KEPRIBETTER.COM, Jakarta – Presiden Joko Widodo menerbitkan Peraturan Presiden Nomor 10 Tahun 2021 tentang Bidang Usaha Penanam Modal. Presiden Jokowi meneken peraturan tersebut pada 2 Februari 2021. Di dalam lampiran ketiga nomor urut 31 tercantum industri minuman keras atau miras mengandung alkohol khusus di Bali, Nusa Tenggara Timur, Sulawesi Utara, dan Papua.
“Untuk penanaman modal baru industri minuman keras mengandung alkohol dapat dilakukan di Bali, Nusa Tenggara Timur, Sulawesi Utara, dan Papua dengan memperhatikan budaya dan kearifan setempat,” demikian tertulis dalam lampiran Peraturan Presiden Nomor 10 Tahun 2021. Apabila penanaman modal berlangsung di luar daerah tersebut, maka harus mendapat penetapan dari Kepala Badan Koordinasi Penanaman Modal atau BKPM berdasarkan usulan gubernur.
Terlepas kebijakan pemerintah tentang penanaman modal usaha, termasuk pembuatan minuman keras atau miras di Papua, daerah ini punya cerita sendiri bagaimana masyarakat mengenal minuman keras hingga miras sebagai minuman persaudaraan.
Peneliti Balai Arkeologi Papua, Hari Suroto mengatakan minuman keras atau miras sudah ada di Papua sejak masa prasejarah. Mengutip Peter Bellwood dari Australian National University dalam buku Man Conquest of the Pacific: The Prehistory of South East Asia and Oceania (1978), ada orang berbahasa Austronesia dari Asia yang datang ke pesisir Papua sekitar 3000 tahun yang lalu.
“Merekalah yang mengenalkan minuman beralkohol dan memberikan pengetahuan membuat minuman beralkohol hasil sadapan pohon aren, pohon nipah, atau pohon kelapa,” kata Hari Suroto kepada Tempo, Ahad 28 Februari 2021. Suku-suku di Papua punya sebutan, makna, dan kebiasaan berbeda dalam mengkonsumsi minuman keras.

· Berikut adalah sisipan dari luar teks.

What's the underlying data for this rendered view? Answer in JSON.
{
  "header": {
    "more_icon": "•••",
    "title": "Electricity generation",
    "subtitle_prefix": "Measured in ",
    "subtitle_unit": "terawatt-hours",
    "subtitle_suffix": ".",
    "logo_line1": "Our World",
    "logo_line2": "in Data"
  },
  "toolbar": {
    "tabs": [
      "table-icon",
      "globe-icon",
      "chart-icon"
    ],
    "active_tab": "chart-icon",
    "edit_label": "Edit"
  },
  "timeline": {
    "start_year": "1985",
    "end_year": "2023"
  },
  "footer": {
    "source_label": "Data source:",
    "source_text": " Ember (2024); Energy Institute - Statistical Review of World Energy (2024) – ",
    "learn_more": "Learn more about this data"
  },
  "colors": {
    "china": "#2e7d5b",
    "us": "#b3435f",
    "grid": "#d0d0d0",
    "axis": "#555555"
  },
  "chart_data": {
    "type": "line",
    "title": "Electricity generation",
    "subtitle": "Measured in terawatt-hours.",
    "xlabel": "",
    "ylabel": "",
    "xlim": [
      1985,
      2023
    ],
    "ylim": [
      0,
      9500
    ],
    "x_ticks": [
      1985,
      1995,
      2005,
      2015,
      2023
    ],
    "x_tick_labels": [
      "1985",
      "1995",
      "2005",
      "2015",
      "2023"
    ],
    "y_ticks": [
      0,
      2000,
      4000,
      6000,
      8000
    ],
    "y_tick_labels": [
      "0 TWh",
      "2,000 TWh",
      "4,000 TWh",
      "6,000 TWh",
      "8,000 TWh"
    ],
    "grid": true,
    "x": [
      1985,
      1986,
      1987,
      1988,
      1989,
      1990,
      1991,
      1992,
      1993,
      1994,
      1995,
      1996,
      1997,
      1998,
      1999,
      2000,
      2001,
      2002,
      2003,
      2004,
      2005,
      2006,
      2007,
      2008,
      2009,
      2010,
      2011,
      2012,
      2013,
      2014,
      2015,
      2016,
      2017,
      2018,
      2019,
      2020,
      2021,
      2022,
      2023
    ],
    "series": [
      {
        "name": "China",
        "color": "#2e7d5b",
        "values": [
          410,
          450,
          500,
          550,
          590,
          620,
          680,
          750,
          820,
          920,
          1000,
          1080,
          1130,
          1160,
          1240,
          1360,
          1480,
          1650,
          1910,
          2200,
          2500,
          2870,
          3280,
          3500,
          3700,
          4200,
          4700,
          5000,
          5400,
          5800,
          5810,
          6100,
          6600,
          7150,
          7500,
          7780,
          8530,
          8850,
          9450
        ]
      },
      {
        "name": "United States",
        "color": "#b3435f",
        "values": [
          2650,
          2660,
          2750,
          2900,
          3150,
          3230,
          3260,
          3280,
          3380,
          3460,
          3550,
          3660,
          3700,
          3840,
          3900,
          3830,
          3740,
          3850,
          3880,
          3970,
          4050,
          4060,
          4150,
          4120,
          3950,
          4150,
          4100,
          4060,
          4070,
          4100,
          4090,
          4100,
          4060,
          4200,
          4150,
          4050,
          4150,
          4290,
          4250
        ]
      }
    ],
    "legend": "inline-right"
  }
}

Suku Maybrat di Ayamaru, Papua Barat, terbiasa minum arak atau dalam bahasa setempat disebut dengan ara dju. Suku Maybrat minum arak dalam pesta atau jika ada tamu. Arak buatan Suku MayBrat berasal dari sadapan pohon aren. Masyarakat daerah utara Danau Ayamaru, Kabupaten Maybrat, Papua Barat, menyebut arak dengan istilah djy atau tuwoq. “Asalnya dari bahasa Melayu, tuwak,” kata Hari Suroto.
Sementara Suku Tehit di Teminabuan, Sorong, Papua Barat punya sagero yang merupakan minuman persaudaraan. Minuman sagero berasal dari sadapan pohon aren. Ada pula Suku Sentani di Waena, Jayapura, minuman tuak atau sagero yang disadap dari pohon kelapa.
Lain halnya di Nabire, minuman keras atau miras lokal terbuat dari nira nipah. Di Nabire, minuman ini dikenal dengan nama bobo. Miras dari nira pohon aren, pohon kelapa, atau pohon nipah di Papua dikenal sebagai milo atau miras lokal. Sedangkan oplosannya disebut boplas atau minuman botol plastik.
Jika tadi adalah sejarah minuman keras tradisional di Papua, ada pula silsilah minuman keras modern yang dikenalkan oleh pasukan Amerika, Belanda, dan Australia, pada Perang Pasifik tahun 1944. Jayapura atau Hollandia saat itu, oleh Amerika dijadikan sebagai Basis G, markas militer komando untuk wilayah Pasifik Barat Daya. Di sana terdapat sembilan galangan kapal, fasilitas militer, rumah sakit, gudang, toko, dan tentu saja tempat hiburan.
Hari Suroto yang juga dosen arkeologi Universitas Cendrawasih, Papua, ini melanjutkan, musuh mereka adalah pasukan Jepang yang membawa miras produk sendiri, yang dikenal dengan sake.